Loin of Cotswold Venison, King Oyster Mushroom “Farci”, Blowtorched Gem Lettuce and Salt Baked Beetroot
The venison was immaculately cooked, the mushroom provided a lovely earthy note, the lettuce brought a smokey sweetness and the beetroot was sweetly divine. Venison is a great ingredient that doesn’t need embellishment – but if you’re going to do it, this is how. Every element helped support and show a different aspect of the flavour. Magic.
Hand and Flower Chips
Presented in a little copper pan – these are among the finest chips I have ever snaffled. Cylindrical, freakishly crispy and well seasoned.
I was initially concerned that we hadn’t ordered enough sides – but by the time we were done we were surprisingly full! With a dessert menu that tempting though – pudding was always going to happen.
Hand & Flowers Chocolate and Ale Cake with Salted Caramel and Muscovado Ice Cream
The immaculate cube of cake (with a lovely powdered coat) masks a salted caramel centre. The muscovado ice cream is inspired and adds a lovely nutty note. The dish was served with a small glass of strong beer which really helped bring out the flavours of the chocolate. It’s a cunning idea and one i’ll definitely be trying in future!

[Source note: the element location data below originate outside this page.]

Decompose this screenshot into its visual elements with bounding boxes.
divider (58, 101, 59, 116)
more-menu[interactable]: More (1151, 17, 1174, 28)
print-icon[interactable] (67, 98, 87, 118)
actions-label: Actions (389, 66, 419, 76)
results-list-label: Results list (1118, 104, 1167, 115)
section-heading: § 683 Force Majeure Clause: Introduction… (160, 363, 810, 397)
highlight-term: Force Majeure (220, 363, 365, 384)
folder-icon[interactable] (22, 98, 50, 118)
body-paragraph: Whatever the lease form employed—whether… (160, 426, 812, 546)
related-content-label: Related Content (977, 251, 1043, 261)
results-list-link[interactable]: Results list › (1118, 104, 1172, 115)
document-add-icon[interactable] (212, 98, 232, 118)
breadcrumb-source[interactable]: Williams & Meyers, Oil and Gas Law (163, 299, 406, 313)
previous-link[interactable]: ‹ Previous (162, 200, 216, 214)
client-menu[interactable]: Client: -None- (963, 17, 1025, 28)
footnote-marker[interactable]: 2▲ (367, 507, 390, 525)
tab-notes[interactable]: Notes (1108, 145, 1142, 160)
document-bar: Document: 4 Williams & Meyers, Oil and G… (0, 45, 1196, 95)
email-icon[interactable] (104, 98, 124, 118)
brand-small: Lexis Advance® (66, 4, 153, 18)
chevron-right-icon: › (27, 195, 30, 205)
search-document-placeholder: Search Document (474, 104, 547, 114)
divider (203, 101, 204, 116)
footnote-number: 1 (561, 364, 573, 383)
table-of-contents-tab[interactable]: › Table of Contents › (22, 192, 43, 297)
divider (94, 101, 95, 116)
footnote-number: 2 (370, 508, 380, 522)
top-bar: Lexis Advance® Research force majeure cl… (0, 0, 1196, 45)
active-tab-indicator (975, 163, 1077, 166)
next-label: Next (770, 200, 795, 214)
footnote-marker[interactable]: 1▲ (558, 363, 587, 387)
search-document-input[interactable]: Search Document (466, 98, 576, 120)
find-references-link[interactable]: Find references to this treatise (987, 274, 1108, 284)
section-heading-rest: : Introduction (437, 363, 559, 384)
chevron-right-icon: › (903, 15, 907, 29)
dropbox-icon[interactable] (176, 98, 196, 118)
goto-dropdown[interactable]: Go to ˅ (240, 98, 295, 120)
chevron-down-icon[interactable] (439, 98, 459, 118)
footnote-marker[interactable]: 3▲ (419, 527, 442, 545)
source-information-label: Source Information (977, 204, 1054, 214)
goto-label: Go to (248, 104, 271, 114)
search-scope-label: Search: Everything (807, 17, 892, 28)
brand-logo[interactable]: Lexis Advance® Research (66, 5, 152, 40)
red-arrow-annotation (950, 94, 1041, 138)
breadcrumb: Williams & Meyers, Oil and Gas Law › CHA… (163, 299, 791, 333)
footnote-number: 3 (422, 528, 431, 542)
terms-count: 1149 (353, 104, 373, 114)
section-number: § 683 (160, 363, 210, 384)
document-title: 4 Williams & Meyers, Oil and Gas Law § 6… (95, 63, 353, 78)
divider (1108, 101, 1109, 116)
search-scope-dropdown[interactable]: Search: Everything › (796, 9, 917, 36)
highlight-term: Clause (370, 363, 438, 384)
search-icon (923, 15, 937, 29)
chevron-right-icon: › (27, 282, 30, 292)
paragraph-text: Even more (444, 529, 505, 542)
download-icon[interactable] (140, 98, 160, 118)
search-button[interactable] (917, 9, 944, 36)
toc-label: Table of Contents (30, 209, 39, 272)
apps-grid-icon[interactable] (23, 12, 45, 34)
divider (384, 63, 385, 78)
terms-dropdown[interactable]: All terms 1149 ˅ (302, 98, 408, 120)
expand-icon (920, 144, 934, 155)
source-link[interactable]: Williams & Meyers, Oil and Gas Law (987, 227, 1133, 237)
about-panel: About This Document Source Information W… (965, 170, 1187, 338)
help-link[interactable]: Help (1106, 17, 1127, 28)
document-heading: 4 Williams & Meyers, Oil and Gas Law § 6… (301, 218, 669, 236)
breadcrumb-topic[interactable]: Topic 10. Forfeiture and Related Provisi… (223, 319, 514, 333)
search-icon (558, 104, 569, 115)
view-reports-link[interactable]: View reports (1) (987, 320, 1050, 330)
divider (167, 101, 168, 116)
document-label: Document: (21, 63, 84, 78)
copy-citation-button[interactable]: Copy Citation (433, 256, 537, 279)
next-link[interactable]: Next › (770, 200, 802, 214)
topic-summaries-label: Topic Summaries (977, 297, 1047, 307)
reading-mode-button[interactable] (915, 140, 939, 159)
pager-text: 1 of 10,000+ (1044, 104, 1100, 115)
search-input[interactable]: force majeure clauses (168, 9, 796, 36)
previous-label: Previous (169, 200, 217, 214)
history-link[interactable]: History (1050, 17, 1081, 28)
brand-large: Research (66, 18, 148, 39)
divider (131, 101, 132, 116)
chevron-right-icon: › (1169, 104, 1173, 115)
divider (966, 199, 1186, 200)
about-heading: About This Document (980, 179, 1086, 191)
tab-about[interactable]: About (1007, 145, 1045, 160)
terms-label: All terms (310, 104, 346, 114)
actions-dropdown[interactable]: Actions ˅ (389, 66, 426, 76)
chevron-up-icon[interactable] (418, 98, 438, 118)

Banana Soufflé with Gingerbread Custard and Yoghurt Ice Cream
This souffle is nothing if not impressive – a towering edifice to culinary skill. They’ve managed to endow it with a deep banana flavour which marries well with the cinnamon spice of the custard. The texture is almost ethereal, but backed up by a lovely crunchy crumble on the top. Magnificent.
The Hand and Flowers is a fantastic experience – I adore restaurants that take an idea and polish it to perfection and this is the prime example. There is a daunting array of culinary skill on display and real care and thought taken with each element. They haven’t strayed from the pub format and the really relaxed, friendly environment and staff make it thoroughly enjoyable. The menu is reasonably priced for the ingredients and quality while the set menu represents incredible value – it’s the cheapest michelin starred food in Britain. My only criticism would be that it’s too far away and far too popular. Go – you won’t regret it.